On a repris contre lui la politique des Princes de sa nation, telle que
le Psalmiste l’avait annonée dix siècles à l’avance : " Les rois de
la terre se sont dressés, et les princes se sont concertés contre le Seigneur
Dieu, et pour faire périr son Christ. Brisons - ont ils dit - les liens dont
ils veulent nous enlacer, et rejetons loin de nous le joug de leur loi. "
Ps. II 2,3) On l’a fait entendre à nouveau, sans songer aux conséquences qu’avait entrainées pour les juifs ce
solennel reniement.
Dieu, en effet, semble vouloir les prendre au mot, lorsque, devant
Pilate, insensibles aux traitements odieux subis par l’homme qui, depuis
trente-trois ans, les comblait de bienfaits, ils proclamèrent à l’envi : "Non habemus
regem nisi Caesarem, nous n’avons d’autre roi que César."
(Jean XIX.15) Puisque vous voulez César, ô Juifs,
vous aurez César.
"Voici que le Seigneur a été rempli de colère contre son peuple,
avait dit, dans l’une de ses visions, le prophète Isaïe... Et il a fait signe
au peuple qui domine les extrémités de la terre - (c’est à dire au peuple
romain) - et voici qu’une armée composée de toutes les nations s’avance à
marches forcées. Nul ne peine, nul n’est fatigué parmi ces soldats: ils ne
prendront ni le temps ni de dormir, ni de sommeiller, ni de défaire le baudrier
de leurs reins. Les courroies de leurs chaussures ne se corrompt pas. Leurs
flèches sont perçantes et tous leurs arcs sont bandés. Les sabots de leurs
chevaux sont durs comme la pierre et les roues de leurs chars ressemblent au
bruit de la tempête. Le rugissement de cette armée est semblable à celui des
lions, elle rugira comme les petits des lions. Elle frémira, elle saisira sa
proie, elle l’embrassera étroitement et personne ne sera capable de la lui
enlever. (Is. V
26-29)
Voici qu’ils font venir en effet, ces soldats romains les plus
redoutables alors de l’univers. Avant un demi-siècle ils seront sous vos murs et le siège de Jérusalem dépassera en horreur
les horreurs de tous les temps. Mais quand enfin, ajoutant la guerre civile
à la guerre du dehors, vous vous
entre-tuerez vous-même dans la ville encerclée; quand la famine atteignant
ses dernières limites, conduira une mère à manger son propre enfant; quand le
nombre des Juifs crucifiés par Titus ne permettra plus, les arbres manquant de
faire des croix; quand le flot des Romains, pénétrant dans la ville après un
suprême assaut, aura massacré au hasard les enfant et les femmes, les riches et
les pauvres, les prêtres et le peuple; quand la gloire de la Judée, le Temple
magnifique par Salomon, ne sera plus qu’un brasier immense; quand de la cité
sainte il ne restera pas pierre sur pierre; quand la dure main de César, s’abaissant
sur vous de tout son poids, aura transformé en désert la terre où vous vivez..
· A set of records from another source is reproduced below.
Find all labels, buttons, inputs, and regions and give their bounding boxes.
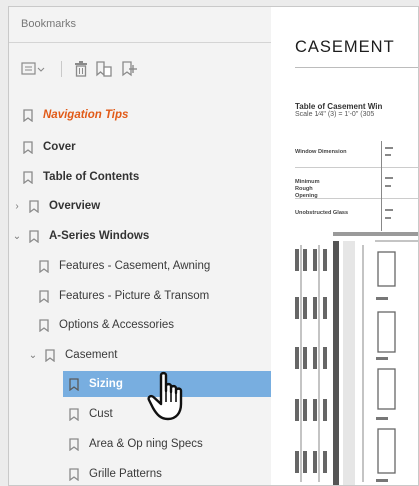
bookmark-icon bbox=[39, 318, 49, 332]
bookmark-navigation-tips[interactable]: Navigation Tips bbox=[23, 102, 271, 128]
chevron-down-icon[interactable]: ⌄ bbox=[11, 231, 23, 242]
bookmark-label: Cust bbox=[89, 408, 113, 420]
bookmark-casement[interactable]: ⌄ Casement bbox=[27, 342, 271, 368]
bookmarks-panel: Bookmarks Navigation Tips Cover Table of… bbox=[9, 7, 272, 485]
bookmark-label: Options & Accessories bbox=[59, 319, 175, 331]
bookmark-table-of-contents[interactable]: Table of Contents bbox=[23, 164, 271, 190]
casement-size-drawing bbox=[295, 141, 418, 485]
bookmark-features-casement-awning[interactable]: Features - Casement, Awning bbox=[39, 253, 271, 279]
bookmark-options-icon[interactable] bbox=[21, 60, 47, 78]
table-title: Table of Casement Win bbox=[295, 102, 383, 111]
bookmark-icon bbox=[39, 289, 49, 303]
chevron-down-icon[interactable]: ⌄ bbox=[27, 350, 39, 361]
bookmark-label: Casement bbox=[65, 349, 118, 361]
bookmark-label: Sizing bbox=[89, 378, 123, 390]
page-title: CASEMENT bbox=[295, 38, 395, 56]
bookmark-options-accessories[interactable]: Options & Accessories bbox=[39, 312, 271, 338]
app-window: Bookmarks Navigation Tips Cover Table of… bbox=[8, 6, 419, 486]
bookmark-features-picture-transom[interactable]: Features - Picture & Transom bbox=[39, 283, 271, 309]
divider bbox=[9, 42, 271, 43]
bookmark-cover[interactable]: Cover bbox=[23, 134, 271, 160]
new-bookmark-icon[interactable] bbox=[121, 60, 139, 78]
bookmark-icon bbox=[69, 437, 79, 451]
bookmark-label: Cover bbox=[43, 141, 76, 153]
bookmark-label: A-Series Windows bbox=[49, 230, 150, 242]
bookmark-icon bbox=[39, 259, 49, 273]
bookmark-label: Table of Contents bbox=[43, 171, 140, 183]
document-page: CASEMENT Table of Casement Win Scale 1⁄4… bbox=[271, 7, 418, 485]
bookmark-label: Navigation Tips bbox=[43, 109, 129, 121]
divider bbox=[295, 67, 418, 68]
bookmark-icon bbox=[69, 407, 79, 421]
scale-note: Scale 1⁄4" (3) = 1'-0" (305 bbox=[295, 111, 375, 118]
new-bookmark-from-structure-icon[interactable] bbox=[95, 60, 113, 78]
panel-title: Bookmarks bbox=[21, 18, 77, 30]
bookmark-label: Area & Op ning Specs bbox=[89, 438, 203, 450]
chevron-right-icon[interactable]: › bbox=[11, 201, 23, 212]
bookmark-icon bbox=[69, 377, 79, 391]
bookmark-label: Grille Patterns bbox=[89, 468, 162, 480]
toolbar-separator bbox=[61, 61, 62, 77]
bookmark-icon bbox=[29, 199, 39, 213]
bookmark-label: Features - Casement, Awning bbox=[59, 260, 211, 272]
bookmark-icon bbox=[23, 108, 33, 122]
bookmark-label: Overview bbox=[49, 200, 101, 212]
bookmark-icon bbox=[23, 140, 33, 154]
bookmark-icon bbox=[69, 467, 79, 481]
bookmark-grille-patterns[interactable]: Grille Patterns bbox=[69, 461, 271, 485]
hand-pointer-icon bbox=[147, 371, 183, 421]
bookmark-icon bbox=[23, 170, 33, 184]
bookmark-icon bbox=[45, 348, 55, 362]
bookmark-overview[interactable]: › Overview bbox=[11, 193, 271, 219]
bookmark-icon bbox=[29, 229, 39, 243]
bookmark-a-series-windows[interactable]: ⌄ A-Series Windows bbox=[11, 223, 271, 249]
bookmark-label: Features - Picture & Transom bbox=[59, 290, 210, 302]
delete-bookmark-icon[interactable] bbox=[73, 60, 89, 78]
bookmark-area-opening-specs[interactable]: Area & Op ning Specs bbox=[69, 431, 271, 457]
alors, mais alors seulement, vous pourrez dire en vérité : "Non habemus
regem nisi Caesarem, nous n’avons pas d’autre roi que César…"
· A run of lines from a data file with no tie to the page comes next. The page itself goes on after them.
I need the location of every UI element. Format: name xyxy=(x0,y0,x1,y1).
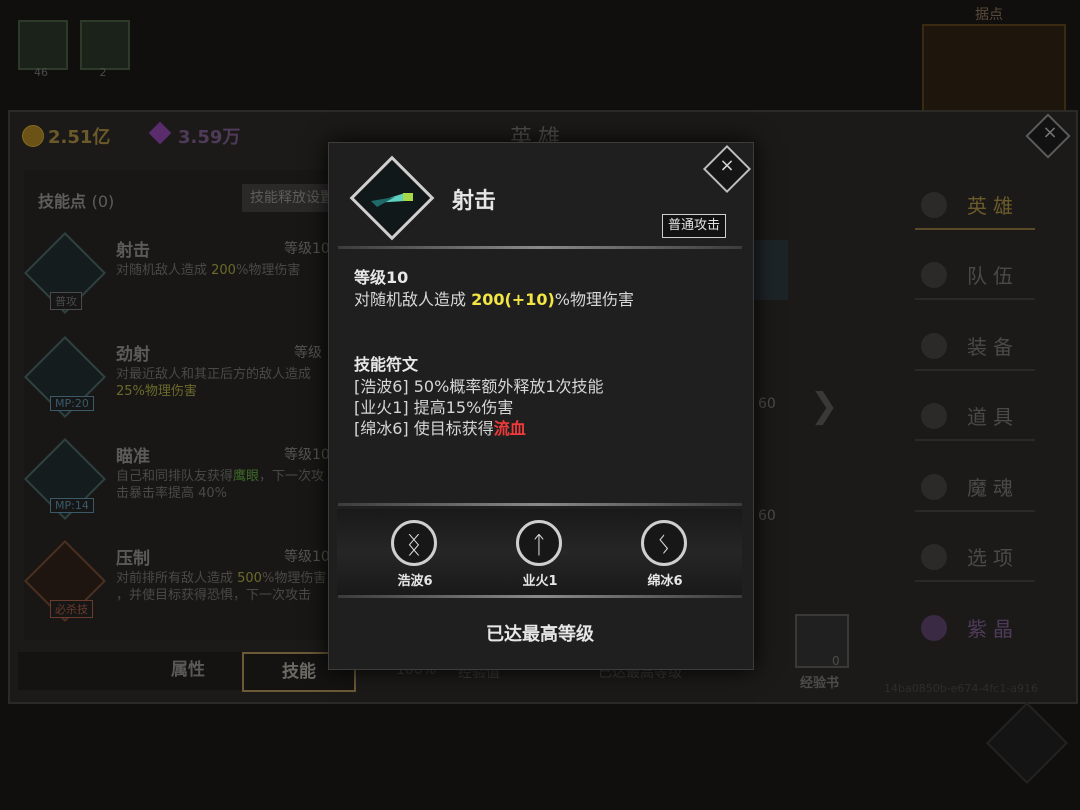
skill-level: 等级10 xyxy=(284,241,330,257)
skill-points: 技能点 (0) xyxy=(38,188,114,212)
gold-amount: 2.51亿 xyxy=(48,127,111,148)
nav-equipment[interactable]: 装备 xyxy=(915,323,1035,371)
helmet-icon xyxy=(921,333,947,359)
nav-underline xyxy=(915,439,1035,441)
divider xyxy=(338,595,742,598)
nav-soul[interactable]: 魔魂 xyxy=(915,464,1035,512)
nav-label: 紫晶 xyxy=(967,617,1019,641)
skill-desc: 对最近敌人和其正后方的敌人造成 25%物理伤害 xyxy=(116,367,312,399)
close-icon: × xyxy=(719,155,735,176)
skill-desc: 对随机敌人造成 200%物理伤害 xyxy=(116,263,301,278)
max-level-status: 已达最高等级 xyxy=(486,624,594,645)
minimap[interactable] xyxy=(922,24,1066,114)
skill-row-aim[interactable]: MP:14 瞄准 等级10 自己和同排队友获得鹰眼，下一次攻 击暴击率提高 40% xyxy=(23,437,344,536)
nav-label: 英雄 xyxy=(967,194,1019,218)
tab-attributes[interactable]: 属性 xyxy=(150,652,226,688)
nav-label: 装备 xyxy=(967,335,1019,359)
nav-label: 选项 xyxy=(967,546,1019,570)
nav-label: 魔魂 xyxy=(967,476,1019,500)
nav-items[interactable]: 道具 xyxy=(915,393,1035,441)
skill-tag: MP:14 xyxy=(50,498,94,513)
nav-underline xyxy=(915,510,1035,512)
player-uid: 14ba0850b-e674-4fc1-a916 xyxy=(884,682,1039,695)
nav-underline xyxy=(915,580,1035,582)
top-item-slot-2[interactable] xyxy=(80,20,130,70)
gold-coin-icon xyxy=(22,125,44,147)
stat-number: 60 xyxy=(758,508,776,524)
rune-label: 绵冰6 xyxy=(647,574,683,589)
rune-fire-icon[interactable]: ᛏ xyxy=(516,520,562,566)
skill-points-value: (0) xyxy=(91,192,115,211)
top-item-slot-1[interactable] xyxy=(18,20,68,70)
skill-row-suppress[interactable]: 必杀技 压制 等级10 对前排所有敌人造成 500%物理伤害 ，并使目标获得恐惧，… xyxy=(23,539,344,638)
modal-skill-description: 对随机敌人造成 200(+10)%物理伤害 xyxy=(354,290,635,309)
skill-row-shoot[interactable]: 普攻 射击 等级10 对随机敌人造成 200%物理伤害 xyxy=(23,231,344,330)
skill-desc: 自己和同排队友获得鹰眼，下一次攻 击暴击率提高 40% xyxy=(116,469,325,501)
skill-tag: MP:20 xyxy=(50,396,94,411)
bag-icon xyxy=(921,403,947,429)
skill-name: 瞄准 xyxy=(116,447,150,467)
exp-book-count: 0 xyxy=(832,654,840,668)
gear-icon xyxy=(921,544,947,570)
nav-underline xyxy=(915,228,1035,230)
nav-hero[interactable]: 英雄 xyxy=(915,182,1035,230)
skill-name: 压制 xyxy=(116,549,150,569)
next-arrow-icon[interactable]: ❯ xyxy=(810,386,839,426)
divider xyxy=(338,503,742,506)
nav-options[interactable]: 选项 xyxy=(915,534,1035,582)
nav-underline xyxy=(915,298,1035,300)
skill-name: 射击 xyxy=(116,241,150,261)
rune-wave-icon[interactable]: ᛝ xyxy=(391,520,437,566)
stat-number: 60 xyxy=(758,396,776,412)
skill-level: 等级10 xyxy=(284,549,330,565)
nav-label: 队伍 xyxy=(967,264,1019,288)
skill-name: 劲射 xyxy=(116,345,150,365)
close-icon: × xyxy=(1042,122,1058,143)
exp-book-icon[interactable] xyxy=(795,614,849,668)
top-item-count-2: 2 xyxy=(99,66,107,79)
skill-level: 等级10 xyxy=(284,447,330,463)
rune-label: 浩波6 xyxy=(397,574,433,589)
nav-team[interactable]: 队伍 xyxy=(915,252,1035,300)
skill-type-badge: 普通攻击 xyxy=(662,214,727,238)
nav-label: 道具 xyxy=(967,405,1019,429)
skill-desc: 对前排所有敌人造成 500%物理伤害 ，并使目标获得恐惧，下一次攻击 xyxy=(116,571,327,603)
skill-row-power-shot[interactable]: MP:20 劲射 等级 对最近敌人和其正后方的敌人造成 25%物理伤害 xyxy=(23,335,344,434)
amethyst-icon xyxy=(921,615,947,641)
skill-level: 等级 xyxy=(294,345,322,361)
top-item-count-1: 46 xyxy=(34,66,48,79)
rune-section-title: 技能符文 xyxy=(354,355,419,374)
exp-book-label: 经验书 xyxy=(800,676,840,691)
flag-icon xyxy=(921,262,947,288)
rune-ice-icon[interactable]: ᛊ xyxy=(641,520,687,566)
modal-skill-level: 等级10 xyxy=(354,268,409,287)
skill-points-label: 技能点 xyxy=(38,192,87,211)
map-label: 据点 xyxy=(975,7,1003,23)
skill-tag: 普攻 xyxy=(50,292,82,310)
modal-skill-icon-wrap xyxy=(349,155,435,241)
divider xyxy=(338,246,742,249)
rune-label: 业火1 xyxy=(522,574,558,589)
skill-tag: 必杀技 xyxy=(50,600,93,618)
modal-skill-title: 射击 xyxy=(452,189,497,214)
arrow-skill-icon xyxy=(349,155,435,241)
gem-amount: 3.59万 xyxy=(178,127,241,148)
rune-effect-line: [绵冰6] 使目标获得流血 xyxy=(354,419,526,438)
skill-setting-button[interactable]: 技能释放设置 xyxy=(242,184,340,212)
flame-icon xyxy=(921,474,947,500)
nav-amethyst[interactable]: 紫晶 xyxy=(915,605,1035,653)
nav-underline xyxy=(915,369,1035,371)
hero-icon xyxy=(921,192,947,218)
Tragique leçon, qui montre bien le sort auquel s’exposent les peuples lorsqu’ils
ne veulent pas accepter la royauté du Fils de Dieu.
Ils se condamnent eux-mêmes aux plus dures
oppressions : en raison du besoin absolu où se trouvent les hommes d’avoir
un chef pour gouverner la marche de leur société, ceux qui repoussent le Christ
se livrent nécessairement à César.
César : entendez par là tout pouvoir - monocéphate ou polycéphate,
peu importe - tout pouvoir qui, cessant de se considérer comme un intermédiaire
entre l’homme et Dieu, se prend lui-même comme fin et absorbe à son profit la
force de la nation ; vrai César en effet - comme le dit le mot - qui tue
dès sa naissance la mère dont il reçoit la vie.
A qui veut éviter un
sort semblable, un seul moyen se présente : celui que propose le Souverain
Pontife, le retour au Monarque dont "le joug est suave et le fardeau
léger", au Roi de la paix, au Christ Jésus.